Start with an integer, N0, which is greater than 0. Let N1 be the number of ones in the binary representation of N0. So, if N0 = 27, N1 = 4. For all i > 0, let Ni be the number of ones in the binary representation of Ni-1. This sequence will always converge to one. For any starting number, N0, let K be the minimum value of i 0 for which Ni = 1. For example, if N0 = 31, then N1 = 5, N2 = 2, N3 = 1, so K = 3.
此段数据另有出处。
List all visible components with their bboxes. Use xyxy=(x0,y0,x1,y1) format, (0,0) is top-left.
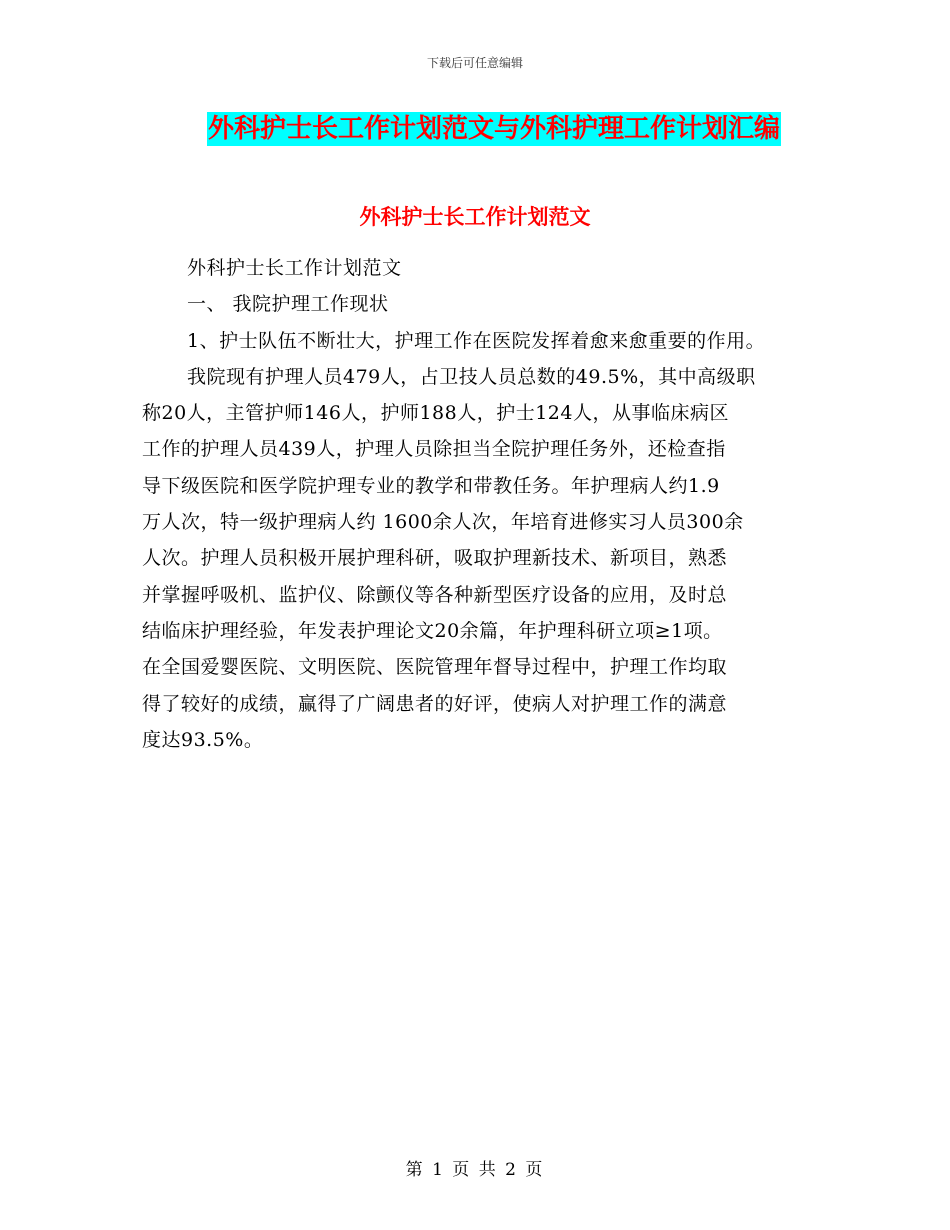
body-line: 在全国爱婴医院、文明医院、医院管理年督导过程中，护理工作均取 xyxy=(142,656,728,679)
body-line: 我院现有护理人员479人，占卫技人员总数的49.5%，其中高级职 xyxy=(187,365,756,388)
main-title: 外科护士长工作计划范文与外科护理工作计划汇编 xyxy=(208,114,781,144)
body-line: 万人次，特一级护理病人约 1600余人次，年培育进修实习人员300余 xyxy=(142,511,744,534)
body-line: 外科护士长工作计划范文 xyxy=(187,257,402,279)
body-line: 一、 我院护理工作现状 xyxy=(187,293,389,316)
page-footer: 第 1 页 共 2 页 xyxy=(405,1160,545,1180)
body-line: 称20人，主管护师146人，护师188人，护士124人，从事临床病区 xyxy=(142,402,729,425)
body-text xyxy=(142,250,822,758)
main-title-wrap xyxy=(207,112,781,146)
section-title: 外科护士长工作计划范文 xyxy=(359,204,591,229)
body-line: 结临床护理经验，年发表护理论文20余篇，年护理科研立项≥1项。 xyxy=(142,619,723,642)
body-line: 得了较好的成绩，赢得了广阔患者的好评，使病人对护理工作的满意 xyxy=(142,692,728,715)
body-line: 导下级医院和医学院护理专业的教学和带教任务。年护理病人约1.9 xyxy=(142,474,720,497)
body-line: 度达93.5%。 xyxy=(142,728,264,751)
header-note: 下载后可任意编辑 xyxy=(426,56,523,70)
body-line: 工作的护理人员439人，护理人员除担当全院护理任务外，还检查指 xyxy=(142,438,726,461)
body-line: 并掌握呼吸机、监护仪、除颤仪等各种新型医疗设备的应用，及时总 xyxy=(142,583,728,606)
body-line: 1、护士队伍不断壮大，护理工作在医院发挥着愈来愈重要的作用。 xyxy=(187,329,766,352)
body-line: 人次。护理人员积极开展护理科研，吸取护理新技术、新项目，熟悉 xyxy=(142,547,728,570)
Given a range of consecutive numbers, and a value X, how many numbers in the range have a K value equal to X?

64位同时为1时即转换为了64以下的数转换到1的步数，所以首先打个表，之后枚举数位之和就ok了。

#include<iostream>
#include<cstdio>
#include<cstring>
#include<cstdlib>
using std::cout;
using std::cin;
using std::endl;
typedef long long LL;
int const N = 64;
int step[N],bit[N+10],ln;
LL lo,hi;
int x;
LL dp[N][N][2];
int getsum1(int n)
{
    int sum=0;
    int num=n;
    for(;n;sum+=n%2,n>>=1);
    if(sum==1)return 1;
    if(step[sum])return step[sum]+1;
    step[num]=getsum1(sum)+1;
}
void pre()
{
     step[1]=0;
     for(int i=2;i<=64;i++)
     {
         if(!step[i])
            step[i]=getsum1(i);
     }
}
LL getsum2(int t,int pre,int rest,int limit)
{
   if(rest<0)return 0;
   if(!t)return (rest==0);
   int up=(limit?bit[t]:1);
   LL ans=0;
   if(!limit&&dp[t][rest][pre]!=-1)return dp[t][rest][pre];
   for(int i=0;i<=up;i++)
   {
       ans+=getsum2(t-1,i,rest-i,limit&&i==up);
   }
   if(!limit&&dp[t][rest][pre]==-1)dp[t][rest][pre]=ans;
   return ans;
}
LL getsum3(LL n)
{
   if(n<=0)return 0;
   for(ln=0;n;bit[++ln]=n%2,n>>=1);
   LL ans=0;
   if(x==0)
   return 1;
   if(x==step[1]+1)
   ans+=getsum2(ln,0,1,1)-1;
   for(int i=2;i<=ln;i++)
       if(x==step[i]+1)
          ans+=getsum2(ln,0,i,1);
   return ans;
}
int main()
{
    pre();
    memset(dp,-1,sizeof(dp));
    while(scanf("%lld %lld",&lo,&hi))
    {
          scanf("%d",&x);
          if(!(x+lo+hi))break;
          printf("%lld\n",getsum3(hi)-getsum3(lo-1));
    }
    return 0;
}